Artikel 16 Overige regels

16.1 Uitsluiting bevoegdheid gemeenteraad

Ter uitvoering van artikel 3.26 Wet ruimtelijke ordening geldt dat de bevoegdheid van de gemeenteraad om binnen het plangebied van het inpassingsplan een bestemmingsplan vast te stellen herleeft vanaf 6 jaar na de dag van inwerkingtreding van het inpassingsplan.


Hoofdstuk 4 Overgangs- en slotregels

Artikel 17 Overgangsrecht

17.1 Overgangsrecht bouwwerken

Een bouwwerk dat op het tijdstip van inwerkingtreding van het bestemmingsplan aanwezig of in uitvoering is, dan wel gebouwd kan worden krachtens een omgevingsvergunning voor het bouwen, en afwijkt van het plan, mag, mits deze afwijking naar aard en omvang niet wordt vergroot,

  • a. gedeeltelijk worden vernieuwd of veranderd;
  • b. na het teniet gaan ten gevolge van een calamiteit geheel worden vernieuwd of veranderd, mits de aanvraag van de omgevingsvergunning voor het bouwen wordt gedaan binnen twee jaar na de dag waarop het bouwwerk is teniet gegaan.
17.2 Afwijking omgevingsvergunning

Het college van burgemeester en wethouders kan eenmalig in afwijking van sub a een omgevingsvergunning verlenen voor het vergroten van de inhoud van een bouwwerk als bedoeld in sub a met maximaal 10%.
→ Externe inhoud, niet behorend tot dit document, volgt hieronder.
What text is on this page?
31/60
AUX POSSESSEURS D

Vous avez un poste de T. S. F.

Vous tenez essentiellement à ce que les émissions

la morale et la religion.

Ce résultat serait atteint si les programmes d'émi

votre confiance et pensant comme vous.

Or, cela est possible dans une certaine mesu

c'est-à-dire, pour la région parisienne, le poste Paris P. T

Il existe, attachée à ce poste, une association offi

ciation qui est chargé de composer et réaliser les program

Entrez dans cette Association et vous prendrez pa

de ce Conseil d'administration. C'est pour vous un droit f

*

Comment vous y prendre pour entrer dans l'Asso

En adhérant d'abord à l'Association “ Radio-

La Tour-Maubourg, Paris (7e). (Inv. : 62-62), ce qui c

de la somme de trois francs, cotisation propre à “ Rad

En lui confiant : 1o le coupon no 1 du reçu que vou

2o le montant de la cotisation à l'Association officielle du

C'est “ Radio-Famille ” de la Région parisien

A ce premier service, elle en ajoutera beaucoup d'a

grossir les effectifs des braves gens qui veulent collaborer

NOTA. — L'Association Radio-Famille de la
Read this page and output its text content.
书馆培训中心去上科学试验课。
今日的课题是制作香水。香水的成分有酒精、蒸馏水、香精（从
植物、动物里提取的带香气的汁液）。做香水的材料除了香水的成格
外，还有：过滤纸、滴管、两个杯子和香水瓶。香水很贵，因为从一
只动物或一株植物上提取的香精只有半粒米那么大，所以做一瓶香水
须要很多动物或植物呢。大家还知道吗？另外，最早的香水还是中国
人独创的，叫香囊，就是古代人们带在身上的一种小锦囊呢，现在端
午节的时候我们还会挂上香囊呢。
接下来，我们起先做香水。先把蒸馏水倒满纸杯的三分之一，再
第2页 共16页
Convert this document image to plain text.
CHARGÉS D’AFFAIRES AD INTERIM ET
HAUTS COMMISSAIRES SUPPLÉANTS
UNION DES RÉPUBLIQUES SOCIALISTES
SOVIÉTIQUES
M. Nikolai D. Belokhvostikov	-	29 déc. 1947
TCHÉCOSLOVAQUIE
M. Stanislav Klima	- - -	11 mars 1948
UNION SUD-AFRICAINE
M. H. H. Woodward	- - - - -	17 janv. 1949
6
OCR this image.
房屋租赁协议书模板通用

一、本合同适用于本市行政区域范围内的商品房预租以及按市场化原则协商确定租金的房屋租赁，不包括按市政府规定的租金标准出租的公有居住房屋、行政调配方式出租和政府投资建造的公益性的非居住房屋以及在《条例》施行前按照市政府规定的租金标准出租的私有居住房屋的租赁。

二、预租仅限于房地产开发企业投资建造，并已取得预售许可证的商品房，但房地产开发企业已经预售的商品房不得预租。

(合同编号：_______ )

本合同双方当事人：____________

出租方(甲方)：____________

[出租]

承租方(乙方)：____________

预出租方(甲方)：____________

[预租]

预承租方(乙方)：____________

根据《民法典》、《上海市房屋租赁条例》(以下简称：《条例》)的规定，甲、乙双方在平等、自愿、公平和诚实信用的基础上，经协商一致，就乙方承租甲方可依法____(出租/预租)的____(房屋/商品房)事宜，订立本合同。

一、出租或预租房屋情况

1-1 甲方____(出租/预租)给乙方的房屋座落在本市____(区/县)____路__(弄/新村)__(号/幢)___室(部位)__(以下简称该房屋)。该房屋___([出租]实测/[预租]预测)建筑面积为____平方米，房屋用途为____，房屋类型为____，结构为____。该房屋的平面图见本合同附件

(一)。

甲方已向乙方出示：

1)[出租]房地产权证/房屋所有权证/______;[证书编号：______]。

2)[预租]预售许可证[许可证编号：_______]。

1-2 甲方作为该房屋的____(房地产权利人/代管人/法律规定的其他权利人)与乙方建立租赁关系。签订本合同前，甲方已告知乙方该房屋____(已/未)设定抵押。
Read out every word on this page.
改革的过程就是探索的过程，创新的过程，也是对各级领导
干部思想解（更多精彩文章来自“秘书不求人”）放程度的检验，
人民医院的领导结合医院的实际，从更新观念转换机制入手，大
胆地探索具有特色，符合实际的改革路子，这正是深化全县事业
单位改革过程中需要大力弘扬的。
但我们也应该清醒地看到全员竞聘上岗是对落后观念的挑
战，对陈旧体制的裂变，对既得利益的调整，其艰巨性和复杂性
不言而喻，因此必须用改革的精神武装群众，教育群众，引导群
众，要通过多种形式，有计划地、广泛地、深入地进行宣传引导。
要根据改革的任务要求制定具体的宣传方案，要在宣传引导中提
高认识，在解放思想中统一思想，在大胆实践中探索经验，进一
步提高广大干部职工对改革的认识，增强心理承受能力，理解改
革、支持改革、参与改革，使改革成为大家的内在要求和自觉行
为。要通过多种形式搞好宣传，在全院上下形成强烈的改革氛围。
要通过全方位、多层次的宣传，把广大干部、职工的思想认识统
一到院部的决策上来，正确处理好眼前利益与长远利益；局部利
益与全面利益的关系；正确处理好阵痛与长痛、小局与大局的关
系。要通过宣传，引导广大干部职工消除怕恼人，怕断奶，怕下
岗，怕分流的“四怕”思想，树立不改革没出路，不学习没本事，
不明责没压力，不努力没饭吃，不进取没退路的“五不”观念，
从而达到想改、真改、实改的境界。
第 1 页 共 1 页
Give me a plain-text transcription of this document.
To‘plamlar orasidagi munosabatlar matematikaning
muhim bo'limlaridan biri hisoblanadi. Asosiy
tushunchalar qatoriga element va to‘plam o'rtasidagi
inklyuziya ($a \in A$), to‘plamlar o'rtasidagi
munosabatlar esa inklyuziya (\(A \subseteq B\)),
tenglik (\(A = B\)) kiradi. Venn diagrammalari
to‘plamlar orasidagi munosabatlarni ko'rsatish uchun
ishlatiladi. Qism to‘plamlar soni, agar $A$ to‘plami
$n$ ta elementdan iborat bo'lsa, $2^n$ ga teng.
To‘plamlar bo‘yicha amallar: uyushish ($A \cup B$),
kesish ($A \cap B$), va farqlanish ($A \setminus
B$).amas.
17.3 Uitzondering op het overgangsrecht bouwwerken

Het bepaalde in lid 17.2 is niet van toepassing op bouwwerken die weliswaar bestaan op het tijdstip van inwerkingtreding van het plan, maar zijn gebouwd zonder omgevingsvergunning en in strijd met het daarvoor geldende plan, daaronder begrepen de overgangsbepaling van dat plan.

17.4 Overgangsrecht gebruik

Het gebruik van grond en bouwwerken dat bestond op het tijdstip van inwerkingtreding van het inpassingsplan en hiermee in strijd is, mag worden voortgezet.

17.5 Strijdig gebruik

Het is verboden het met het inpassingsplan strijdige gebruik, bedoeld in lid 17.4 te veranderen of te laten veranderen in een ander met dat plan strijdig gebruik, tenzij door deze verandering de afwijking naar aard en omvang wordt verkleind.

17.6 Verboden gebruik

Indien het gebruik, bedoeld in lid 17.4 na het tijdstip van inwerkingtreding van het plan voor een periode langer dan een jaar wordt onderbroken, is het verboden dit gebruik daarna te hervatten of te laten hervatten.

17.7 Uitzondering op het overgangsrecht gebruik

Het bepaalden in lid 17.4 is niet van toepassing op het gebruik, dat reeds in strijd was met het voorheen geldende bestemmingsplan, daaronder begrepen de overgangsbepalingen van dat plan.

Artikel 18 Slotregel

Deze regels worden aangehaald als: Regels van het inpassingsplan 'N839 Bemmel - Huissen (gemeente Lingewaard)'.